A recent Corporate Counsel story, “Senate Weighs Fee Shifting in Anti-Patent Troll Bills,” reports that business leaders urged the Senate Judiciary Committee to include fee shifting in legislation it’s debating to combat abusive litigation from patent trolls.  Speaking at a hearing the panel held on patent lawsuit reform, representatives of the Credit Union National Association, Printing Industries of America and Adobe Systems Inc. said provisions that called for the loser patent litigation to pay for court expenses are necessary to effectively fight patent trolls.

Dana Rao, Adobe’s vice president and associate general counsel for intellectual property litigation, said the Senate measure doesn’t properly address patent troll abuses without tools that include fee shifting.  “In order to disrupt the patent troll problem that we have today, we have to look at the economics,” Rao said, “and the economics are: They face no risk from bringing these lawsuits.”

Not all witnesses at the hearing thought Congress must legislate on fee shifting, however.  Phillip Johnson, Johnson & Johnson Services Inc.’s senior vice president and chief intellectual property counsel, said he supports fee shifting as a tool to combat trolls.  But he said Congress might want to wait until the U.S. Supreme Court in February takes up patent cases Octane Fitness LLC v.
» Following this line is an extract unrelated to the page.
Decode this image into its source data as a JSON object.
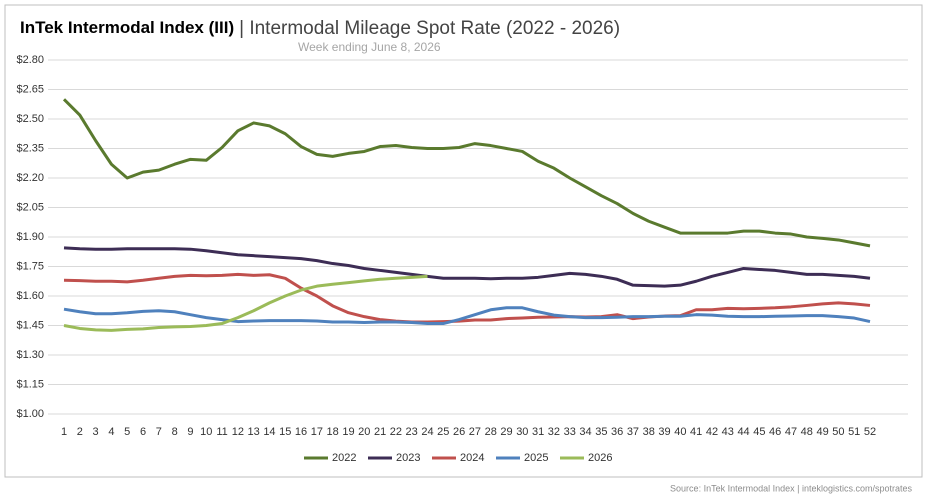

ICON Health & Fitness Inc. and Highmark Inc. v. Allcare Health Management Systems, both of which concern fee shifting.  “By waiting for the Supreme Court to act, you’ll be able to decide whether the way that they’ve acted is a bitter way to go forward than whatever legislation you may wish to write,” Johnson said.

The Senate’s version of the patent reform legislation is called the Patent Transparency and Improvements Act.  The House passed its version, the Innovation Act, which has a fee shifting provision.